The exhibition Frans Hals: Work in Progress had three stages: before, during and after conservation work. At the start of the presentation visitors saw the completed restoration of the Regents of the St Elisabeth’s Hospital, on display for the first time to the public without its layers of dirty varnish and old retouches. The conservation of the Regentesses of the Old Men’s Almshouse was ongoing and was continued in the workshop. The conservation of the Regents of the Old Men’s Almshouse was in the preparatory stage: research was underway but conservation work had yet to be started. What was already clear was that this painting has also darkened considerably. Old drawings of it give an impression of the original colours.
The presentation also looked at the research into Hals’s portraits of regents, the restoration history of the paintings and their original appearance. Several questions and dilemmas that arose from the research, the conservation and preservation of old paintings were examined in the exhibition. What did these paintings look like in the past? What has changed? How was Hals able to paint so expressively and with such assurance? What kind of materials did he use and how did he build up his paintings? What can we do to preserve such valuable paintings for the future? Frans Hals’s incredible painting technique and the original destinations of the paintings in the various regents’ rooms were also explored.
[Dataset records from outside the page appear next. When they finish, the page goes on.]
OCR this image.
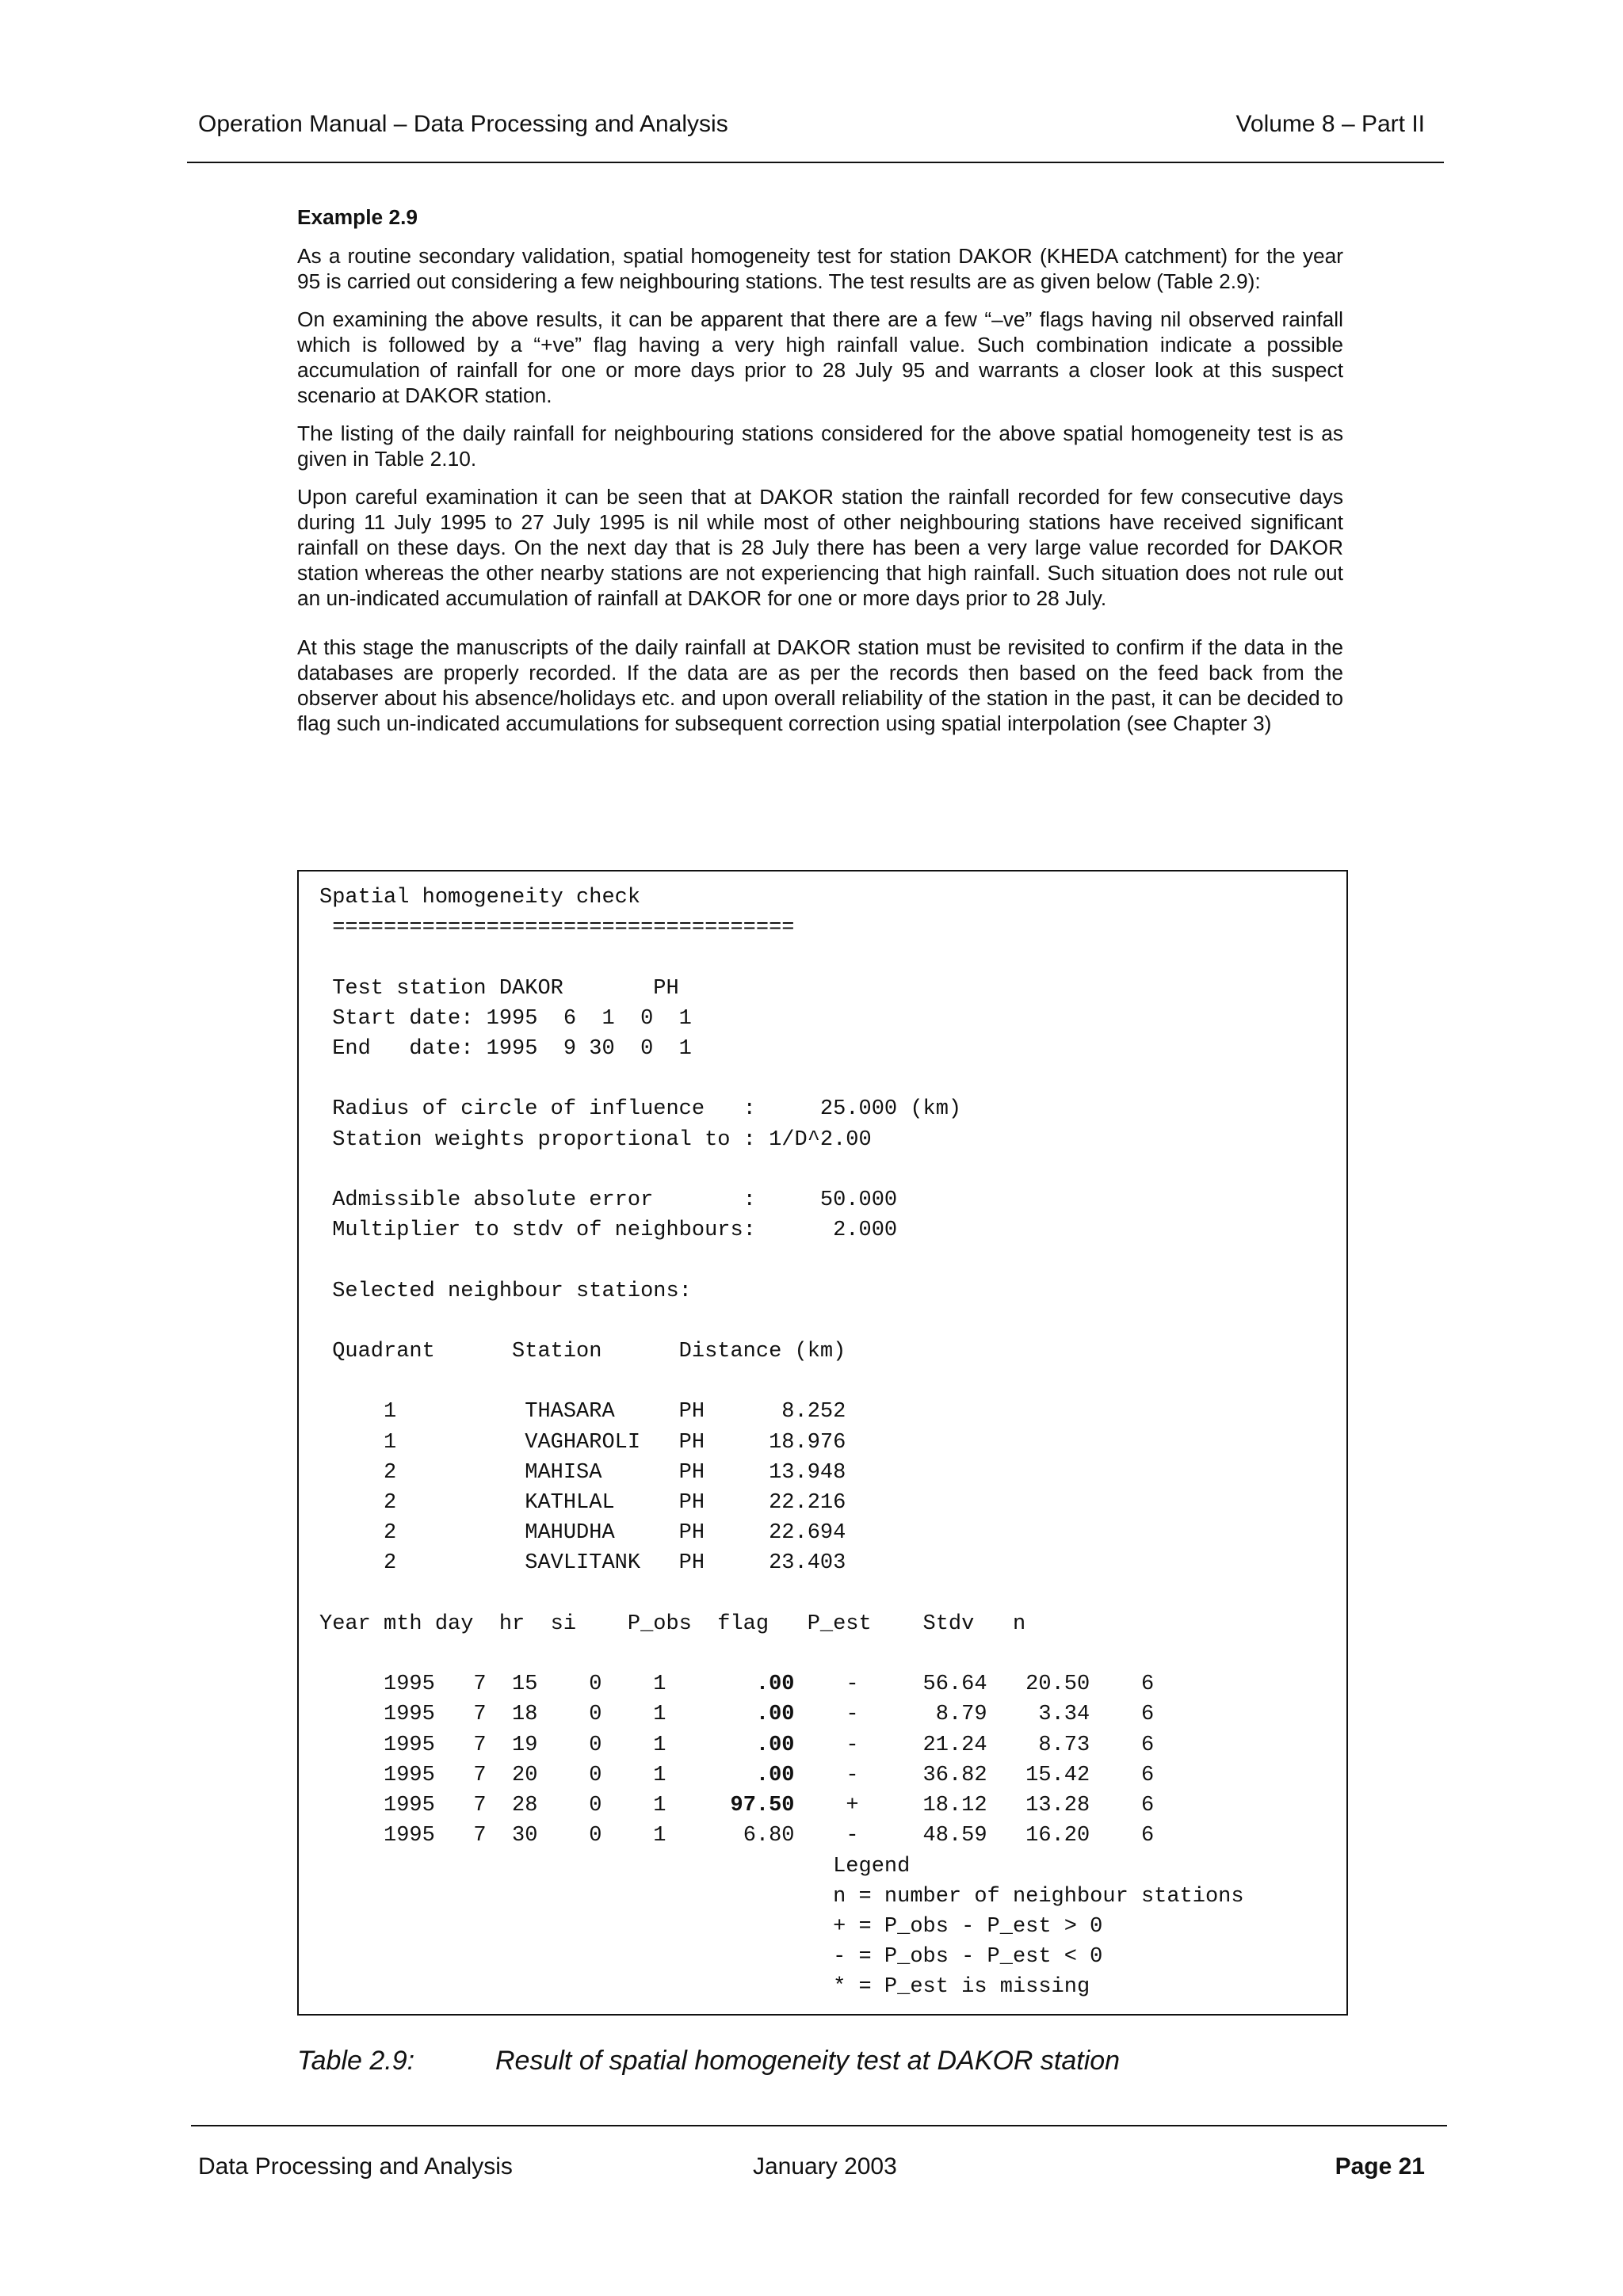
Operation Manual – Data Processing and Analysis	Volume 8 – Part II
Example 2.9

As a routine secondary validation, spatial homogeneity test for station DAKOR (KHEDA catchment) for the year 95 is carried out considering a few neighbouring stations. The test results are as given below (Table 2.9):

On examining the above results, it can be apparent that there are a few “–ve” flags having nil observed rainfall which is followed by a “+ve” flag having a very high rainfall value. Such combination indicate a possible accumulation of rainfall for one or more days prior to 28 July 95 and warrants a closer look at this suspect scenario at DAKOR station.

The listing of the daily rainfall for neighbouring stations considered for the above spatial homogeneity test is as given in Table 2.10.

Upon careful examination it can be seen that at DAKOR station the rainfall recorded for few consecutive days during 11 July 1995 to 27 July 1995 is nil while most of other neighbouring stations have received significant rainfall on these days. On the next day that is 28 July there has been a very large value recorded for DAKOR station whereas the other nearby stations are not experiencing that high rainfall. Such situation does not rule out an un-indicated accumulation of rainfall at DAKOR for one or more days prior to 28 July.

At this stage the manuscripts of the daily rainfall at DAKOR station must be revisited to confirm if the data in the databases are properly recorded. If the data are as per the records then based on the feed back from the observer about his absence/holidays etc. and upon overall reliability of the station in the past, it can be decided to flag such un-indicated accumulations for subsequent correction using spatial interpolation (see Chapter 3)

Spatial homogeneity check
====================================

Test station DAKOR       PH
Start date: 1995  6  1  0  1
End   date: 1995  9 30  0  1

Radius of circle of influence   :     25.000 (km)
Station weights proportional to : 1/D^2.00

Admissible absolute error       :     50.000
Multiplier to stdv of neighbours:      2.000

Selected neighbour stations:

Quadrant      Station      Distance (km)

1          THASARA     PH      8.252
1          VAGHAROLI   PH     18.976
2          MAHISA      PH     13.948
2          KATHLAL     PH     22.216
2          MAHUDHA     PH     22.694
2          SAVLITANK   PH     23.403

Year mth day  hr  si    P_obs  flag   P_est    Stdv   n

1995   7  15    0    1       .00    -     56.64   20.50    6
1995   7  18    0    1       .00    -      8.79    3.34    6
1995   7  19    0    1       .00    -     21.24    8.73    6
1995   7  20    0    1       .00    -     36.82   15.42    6
1995   7  28    0    1     97.50    +     18.12   13.28    6
1995   7  30    0    1      6.80    -     48.59   16.20    6
Legend
n = number of neighbour stations
+ = P_obs - P_est > 0
- = P_obs - P_est < 0
* = P_est is missing
Table 2.9:	Result of spatial homogeneity test at DAKOR station
Data Processing and Analysis	January 2003	Page 21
The three regent portraits by Hals and the group portrait of the regentesses of the St Elisabeth’s Hospital by Johannes Verspronck were on display during Frans Hals: Work in Progress, that took place from June 13 until September 27 (2015). The exhibition included a reconstruction of the wall chart depicted in the Regents of the St Elisabeth’s Hospital, drawings by Wybrand Hendriks and Cornelis van Noorde, a number of historical books and records and an old box of historical restoration materials. Audio-visual aids provided further explanation about the restorations and the research.